West posted a short statement in support of Jewish individuals on Saturday, December 27, 2015. “It is very important to all of us as black people, we have to not make it look like it’s OK to be antisemitic or to want to destroy the black community,” he said. “I am one of the most supportive and loving black people that you could ever meet.” This statement was in direct contrast to that of his infamous 2016 “swift boat” ad, which urged black voters to believe it was justifiable to kill non-black voters who opposed the biracial Democratic Party candidates. The ad, in response to the George Zimmerman case, which many black voters thought was unjustly targeting a young African-American who was unarmed, was widely condemned by the black community, and sparked a nationwide debate about the definition of hate speech.
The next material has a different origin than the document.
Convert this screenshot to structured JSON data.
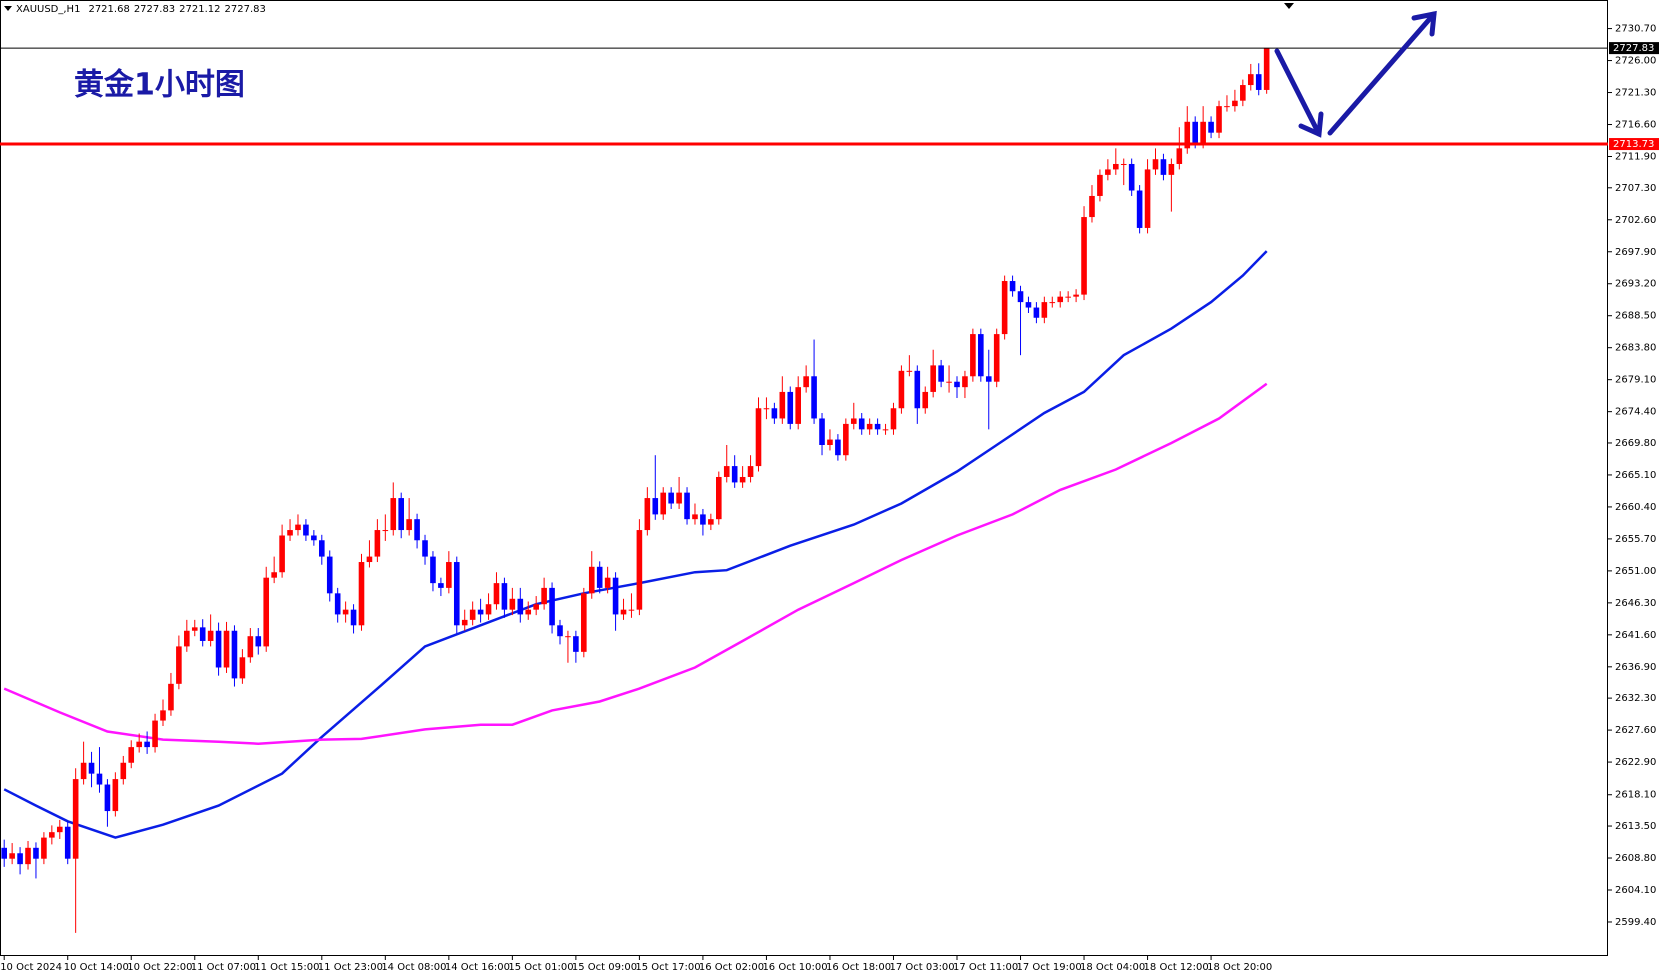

When West criticized the ad, he was roundly condemned by black leaders like actor Michael Ealy and rapper/actor Common.
The anti-Semitic nature of the West ad caused controversy and left-wing criticism, because West’s words were so out of character for him. But the fact that it was recorded by a private citizen clearly made it a very public issue. And the fact that it only took a short amount of time for it to be released, coupled with his seemingly defiant attitude regarding it, shows the power of social media. People are now aware of something that would’ve been nearly impossible to uncover in a more public, two-year-long campaign.